In creating this blueprint, the biggest resource for any vertebrate model organism, they discovered an amazing 56.7 million unique sites of variation (known as SNPs) between strains, as well as other more complicated differences. Among these they identified sequence differences linked with more than 700 biological differences, including markers for diseases – such as diabetes and heart disease, so connecting genes with medically important individual differences.

Mainly funded by the Medical Research Council and the Wellcome Trust, the blueprint can be used by investigators to understand the genetic basis of individual variation, and ask important questions regarding how genes work and how genes increase or decrease the chances of us having particular diseases.

Inbred strains of mice are a vital source of genetic information. Every inbred mouse is essentially genetically identical, but every mouse is different in both their genes and across a wide range of medically and biologically importance characteristics.

Dr Adams, from the Wellcome Trust Sanger Institute, who led the project, explained:

“We are living in an era where we have thousands of human genomes at our finger tips. The mouse, and the genome sequences we have generated, will play a crucial role in understanding of how genetic variations contributes to disease and will lead us towards new therapies.”

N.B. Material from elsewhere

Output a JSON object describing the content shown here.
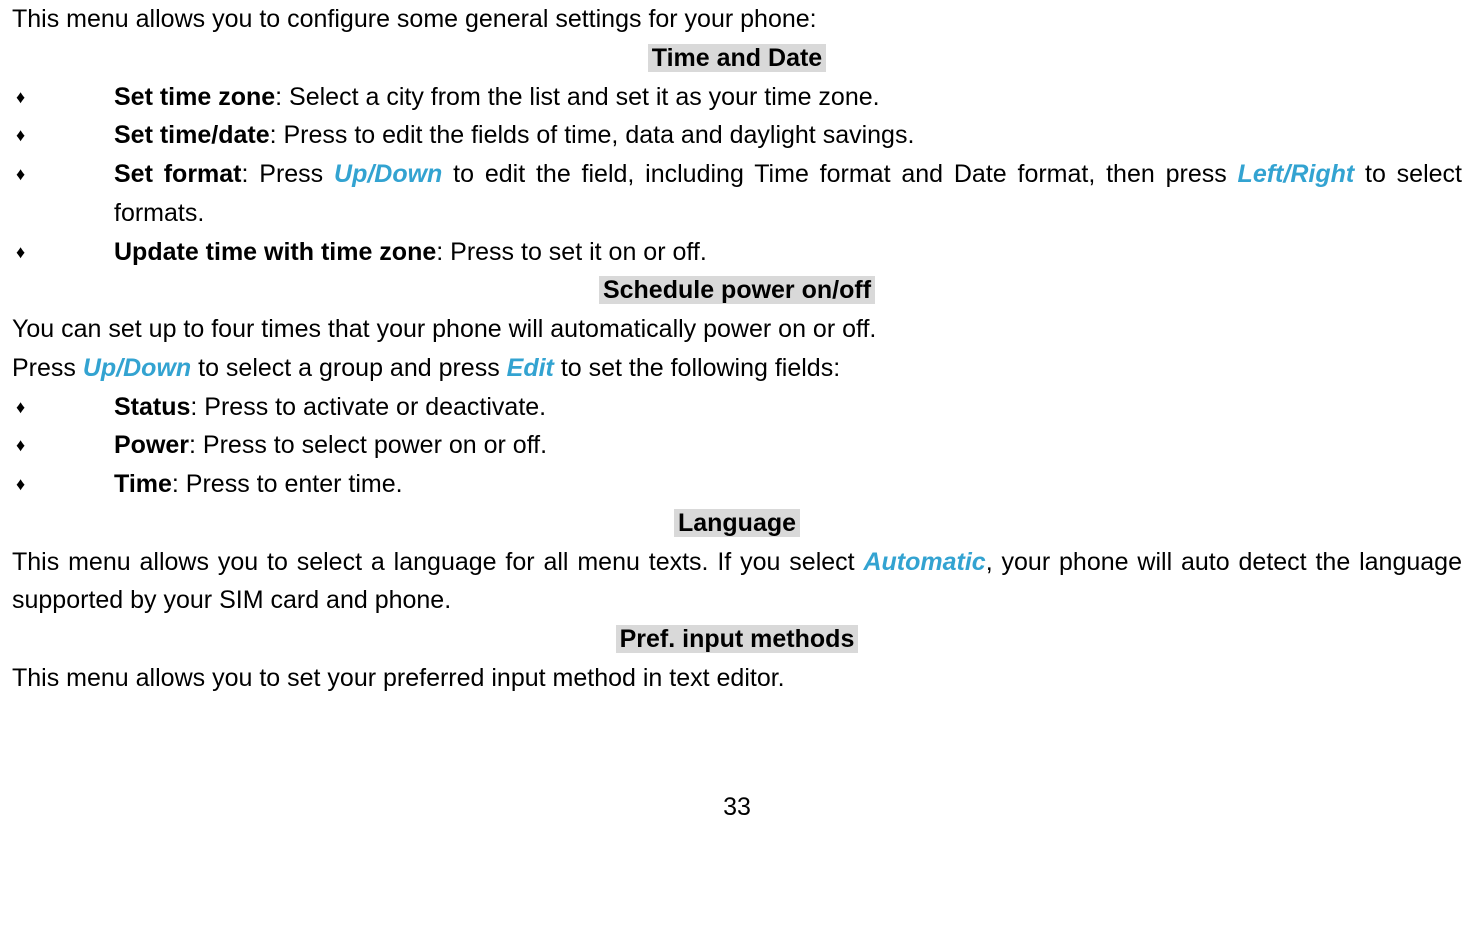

By using this blueprint investigators won’t have to rely as much on breeding mice in order to find mutations, they will be able to find mutations at a much faster rate by searching data on their computer.

These mice are used in all areas of biology to increase our understanding of human disease, and there is significantly more to discover. With the variants to hand, the task moves to understanding the biological consequences.

Dr Thomas Keane who was the first author on one of the reports, said:

“In some cases it has taken 40 years, an entire working life, to pin down a gene in a mouse model that is associated with a human disease, looking for the cause. Now with our catalogue of variants the analysis of these mice is breathtakingly fast and can be completed in the time it takes to make a cup of coffee.

Now we know where all the variants are, so the questions today are what do they do, and can we explain the phenotypic differences between different strains of mice?”

Importantly, the amount of mouse breeding and testing required to identify genes and mutations will be reduced thanks to the catalogue, which will reduce the mice needed for each investigation. The first discovery can be made on the computer. This wide-ranging blueprint will be vital for connecting variation in a trait with changes to DNA – the biologist’s journey from phenotype to genotype.

Using the sequence of the 17 mouse genomes, they looked for variations connected with quantitative trait loci (QTLs) implicating differences in the sequence between strains as being linked with the phenotypes that distinguish them.

Professor Jonathan Flint, from the Wellcome Trust Center for Human Genetics, who co-led the investigation, explained:

“This study is a first step in a long path that moves from understanding what the genome is, to what it does.”

Professor Ian Jackson, joint head of Medical and Development Genetics at the Medical Research Council’s Human Genetics Unit, said:

“The biological differences across the inbred strains of mice model variation between individual humans. This resource, made possible through huge recent advances in sequencing technology, is transforming our understanding of how DNA sequence variation relates to gene function, and ultimately is associated with biology and human health.”

The project will be lengthened by sequencing additional mouse strains, defining the genetic changes in mouse cancers and researching the effect of variants on gene function.

The catalogue, combined with today’s faster sequencing, allows investigators to prove deeper to discover mutations affecting gene function much more faster. In addition to opening the door to the possibility of sequencing significantly large numbers of mice, with plans to extend the project to hundreds of mouse strains, a mission that just a few years ago would have seemed impossible.